In my last column, I took a short detour from the subject of pitless adapters and wrote about changing a pump the old fashioned way. I hope this brought back memories to some of you older drillers but, while the old method is somewhat nostalgic, I don’t think many of us would want to do it on an everyday basis. I do understand that some drillers in my state install pumps on coil plastic in 2016 and they are generally installed by hand power. There are powered reels, as you probably know, that work on pump hoists, but I don’t know anyone in my area that has one of these. Drop pipe for pumps is a whole other subject, which I may write about in the future.

In my recent article about clamp-on pitlesses I described to some extent three of the four major parts to make one of these. The fourth and very important part is the well cap.

These caps were of varying designs, but the early ones were just an aluminum or cast iron “cup.” These had an extension into which the protective conduit for the pump feed wire was inserted and otherwise looked like a large soup bowl, or perhaps a coffee cup. They were held to the casing with set screws. In some aluminum caps, the body material would seize against the steel set screws making removal difficult — usually a few quick raps with a hammer and the cap came off the well casing.

Other designs were more like the caps on factory-built pitless units, usually held fast to the casing with a large O ring — I personally like this design better than the tipped over cup. The cup type was simplicity in itself and it kept out rain, snow, bird droppings and pebbles dropped by smart little boys. It did not, however, keep everything out, especially bugs.

It seems every few years here in Michigan we get an outbreak of a bug called an earwig. These pesky little critters will crawl through the space between the cup-type well cap and the casing, crawl inside the casing and die. They will fall through the water column, enter the submersible pump and be pumped into the supply system — sometimes almost intact. I know it sounds unbelievable, but I have had customers call me to complain of bugs in the water. I didn’t believe it until I saw it and, in one case, most of an earwig came out the kitchen sink faucet. My customer, a woman, was not at all happy. To really clean a well of these earwigs, one had to remove the pump and flush the well clean either by a lot of bailing or, better yet, with an air lift. Some of the infestations of these darn bugs could be really heavy and, of course, a new batch of them could go back into the well casing after everything was cleaned up.

When this came to the attention of our health authorities, they rather quickly banned the upside-down cup as a permitted pitless cap. They now require a bug-proof type, sometimes called a water tight, that seals around the casing tightly and is secured with an O ring or some other positive sealing method. On these caps, a threaded tapping for the electrical conduit is included and also a screened vent hole so the well can breathe.

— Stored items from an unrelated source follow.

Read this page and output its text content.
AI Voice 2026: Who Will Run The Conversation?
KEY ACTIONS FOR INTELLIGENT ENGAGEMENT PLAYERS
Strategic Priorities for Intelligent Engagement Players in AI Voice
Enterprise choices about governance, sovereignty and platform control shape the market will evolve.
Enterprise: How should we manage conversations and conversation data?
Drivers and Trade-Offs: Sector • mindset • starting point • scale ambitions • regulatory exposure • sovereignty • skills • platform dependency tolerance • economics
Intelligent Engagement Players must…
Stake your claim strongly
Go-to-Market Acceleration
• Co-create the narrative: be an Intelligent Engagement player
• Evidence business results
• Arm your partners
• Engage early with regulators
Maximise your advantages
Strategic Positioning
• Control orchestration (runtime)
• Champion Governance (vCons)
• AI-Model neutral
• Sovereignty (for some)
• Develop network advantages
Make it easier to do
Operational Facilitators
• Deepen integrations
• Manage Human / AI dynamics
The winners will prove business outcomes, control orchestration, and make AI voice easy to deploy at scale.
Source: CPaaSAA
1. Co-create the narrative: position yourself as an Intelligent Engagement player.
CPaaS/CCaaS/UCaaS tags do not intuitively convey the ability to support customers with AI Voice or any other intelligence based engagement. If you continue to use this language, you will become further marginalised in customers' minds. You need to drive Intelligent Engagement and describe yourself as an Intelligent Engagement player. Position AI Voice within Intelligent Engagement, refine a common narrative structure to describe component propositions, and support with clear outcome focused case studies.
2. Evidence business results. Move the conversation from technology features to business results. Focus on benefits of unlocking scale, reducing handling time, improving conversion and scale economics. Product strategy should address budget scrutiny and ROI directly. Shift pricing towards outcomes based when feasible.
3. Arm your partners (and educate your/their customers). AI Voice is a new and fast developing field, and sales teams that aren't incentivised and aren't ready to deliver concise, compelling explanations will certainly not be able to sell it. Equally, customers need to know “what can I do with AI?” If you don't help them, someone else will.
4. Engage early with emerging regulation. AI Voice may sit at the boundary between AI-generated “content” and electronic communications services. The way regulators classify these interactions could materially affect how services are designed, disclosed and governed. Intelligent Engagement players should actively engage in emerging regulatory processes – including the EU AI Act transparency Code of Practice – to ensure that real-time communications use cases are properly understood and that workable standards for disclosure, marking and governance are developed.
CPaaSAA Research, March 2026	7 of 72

Another localized problem we had with pitless caps is that some local electrical inspectors ruled that the cap or space within the casing was not a recognized electrical junction box. In some jurisdictions we must install a weather-tight outlet box, sometimes called a Bell box, just below the pitless cap and make our connections between the supply line from the house and submersible cable from the well in that box. A blank-gasketed cover keeps everything inside dry and snug.

Clamp-on pitlesses are very popular and used on just about every smaller well drilled in Michigan these days. They are available in cast iron, brass or bronze, stainless steel and even some non-metallic materials. They are an important and integral part of a water well system and a great idea.

This column is being written in mid-February and, although we have had some bitter cold nights, the ground here in southern Michigan is basically bare with perhaps no more than 1 inch of snow in the few spots that are covered. It has been a mild winter here and nobody is crying over that.